Discussion about gallery improvements

I respectfully disagree. The features you’ve mentioned are not things the majority of users need or want, and for those that do, plugins are an entirely appropriate solution.

Plugins let people choose exactly what they themselves want, which is probably different from what others want. For example, there are probably more than 100 different JavaScript lightbox libraries. Which one would ClassicPress choose to adopt? The one you like? Why?

However, if there are functions that you want ClassicPress to include in core, you can submit a petition for each one and then people can vote on them.


I’m with you on that one @Marialena.S. I take the view that:

fewer plugins = less risk + less chance of conflicts + fewer headaches

But here I agree with @anon95694377. I’ve done websites for a couple of photographers. One wasn’t at all bothered about protecting his work. He didn’t want watermarking or to disable right-click. The other one however, wanted the whole lot. Password protection (where appropriate), disable right click and watermarking. So even among people in the same profession, there are significantly different requirements.

In any event, my view is that if you display any image on a website, you should probably consider it as already being in the public domain. There are many ways around disabling right click including something as simple as doing a screen grab for instance. Watermarking is the only protection worth considering in my view. And that requires no plugin.
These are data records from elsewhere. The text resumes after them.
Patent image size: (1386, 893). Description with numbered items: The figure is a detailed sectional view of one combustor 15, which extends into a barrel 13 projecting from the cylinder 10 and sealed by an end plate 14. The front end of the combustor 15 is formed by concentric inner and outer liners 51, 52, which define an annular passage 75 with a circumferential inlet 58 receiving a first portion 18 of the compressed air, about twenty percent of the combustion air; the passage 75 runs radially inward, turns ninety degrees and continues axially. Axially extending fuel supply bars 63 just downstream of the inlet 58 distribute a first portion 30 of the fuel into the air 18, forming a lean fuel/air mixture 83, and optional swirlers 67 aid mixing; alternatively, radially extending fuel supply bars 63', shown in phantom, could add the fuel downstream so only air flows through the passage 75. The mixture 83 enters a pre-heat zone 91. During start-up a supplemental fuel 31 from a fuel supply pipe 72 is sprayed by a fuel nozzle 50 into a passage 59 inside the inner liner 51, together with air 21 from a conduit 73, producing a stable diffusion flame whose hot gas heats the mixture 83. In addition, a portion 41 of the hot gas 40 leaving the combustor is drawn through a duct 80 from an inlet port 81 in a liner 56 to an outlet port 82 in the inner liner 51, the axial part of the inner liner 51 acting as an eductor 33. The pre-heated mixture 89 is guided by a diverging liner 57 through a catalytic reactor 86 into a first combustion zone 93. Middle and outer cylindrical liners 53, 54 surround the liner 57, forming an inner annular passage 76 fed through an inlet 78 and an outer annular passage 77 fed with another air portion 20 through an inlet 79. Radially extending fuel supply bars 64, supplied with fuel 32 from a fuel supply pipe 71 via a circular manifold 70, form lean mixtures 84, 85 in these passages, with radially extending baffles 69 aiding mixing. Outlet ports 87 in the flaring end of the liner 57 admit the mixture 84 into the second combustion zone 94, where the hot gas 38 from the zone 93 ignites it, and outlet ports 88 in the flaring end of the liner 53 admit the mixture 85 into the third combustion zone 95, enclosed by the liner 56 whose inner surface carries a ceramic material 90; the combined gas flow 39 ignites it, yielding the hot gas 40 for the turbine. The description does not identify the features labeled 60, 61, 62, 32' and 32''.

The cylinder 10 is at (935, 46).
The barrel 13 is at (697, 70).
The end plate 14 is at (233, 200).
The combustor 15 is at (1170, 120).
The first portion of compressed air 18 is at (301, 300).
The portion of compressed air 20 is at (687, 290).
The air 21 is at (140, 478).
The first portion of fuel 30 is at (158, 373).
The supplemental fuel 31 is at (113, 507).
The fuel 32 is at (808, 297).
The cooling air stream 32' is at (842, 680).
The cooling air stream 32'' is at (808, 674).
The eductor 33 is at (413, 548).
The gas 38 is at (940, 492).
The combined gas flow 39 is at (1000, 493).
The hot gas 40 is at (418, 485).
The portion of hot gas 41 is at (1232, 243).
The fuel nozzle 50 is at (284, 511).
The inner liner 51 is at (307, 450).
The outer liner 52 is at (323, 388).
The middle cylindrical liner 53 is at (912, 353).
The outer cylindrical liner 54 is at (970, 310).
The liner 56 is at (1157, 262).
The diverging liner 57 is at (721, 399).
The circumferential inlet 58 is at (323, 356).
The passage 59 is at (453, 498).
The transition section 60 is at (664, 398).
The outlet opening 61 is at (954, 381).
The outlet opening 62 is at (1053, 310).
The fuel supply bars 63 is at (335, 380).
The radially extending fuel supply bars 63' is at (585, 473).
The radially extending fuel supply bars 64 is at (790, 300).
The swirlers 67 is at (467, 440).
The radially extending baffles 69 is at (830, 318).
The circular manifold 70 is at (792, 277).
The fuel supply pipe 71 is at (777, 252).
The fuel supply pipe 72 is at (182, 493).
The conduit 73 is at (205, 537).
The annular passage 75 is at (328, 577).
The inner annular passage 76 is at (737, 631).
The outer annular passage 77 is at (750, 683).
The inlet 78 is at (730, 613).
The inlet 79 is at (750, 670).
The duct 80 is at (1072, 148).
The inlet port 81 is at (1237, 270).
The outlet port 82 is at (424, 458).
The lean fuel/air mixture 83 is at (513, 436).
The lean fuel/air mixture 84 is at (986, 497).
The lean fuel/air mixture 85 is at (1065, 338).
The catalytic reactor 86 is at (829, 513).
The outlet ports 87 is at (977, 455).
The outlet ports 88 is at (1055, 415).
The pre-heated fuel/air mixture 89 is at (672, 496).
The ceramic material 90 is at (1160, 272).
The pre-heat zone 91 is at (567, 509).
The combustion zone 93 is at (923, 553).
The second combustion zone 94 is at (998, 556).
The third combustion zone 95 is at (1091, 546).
Regarding the point about inactive plugins. Again, in my view, if you have PHP code anywhere on your site, it is a potential security risk. Even PHP itself is a security risk. As is Apache / Nginx etc. And Linux. You can never be 100% secure. All you can do is to take reasonable precautions…and try not to worry too much about it. Spending some time getting to grips with .htaccess is also worthwhile (but not on a live site!).


The gallery feature that I brought as an example of a nonfunctional feature, doesn’t work at all as it comes out of the box, upon the installation. It doesn’t have any of the things that a gallery should have. It can’t even justify the images the one next to the other.
Now… it has nothing to do with my own needs or own preferences. It is that I don’t know a single person that has a website or a blog, who wouldn’t like to have at some point more than one images in an article that should be at least justified and not randomly spread all over the place.
And you know something… There are not that many plugins that can do that job out there. In fact I wasn’t able to find any that does just this particular job. To justify multiple images.

I have found many that justify the images but have also a trillion other features that either are not needed but can’t be disabled from the settings or don’t work most of the times properly. They delay the website, they don’t load the photos, they conflict with other plugins etc. etc. etc.

What is the purpose of a feature that doesn’t work out of the box
and needs enhancements that depend on third party developers?
It is like claiming to sell a super safe car and then demand from your clients to buy the ABS as an extra… or something similar.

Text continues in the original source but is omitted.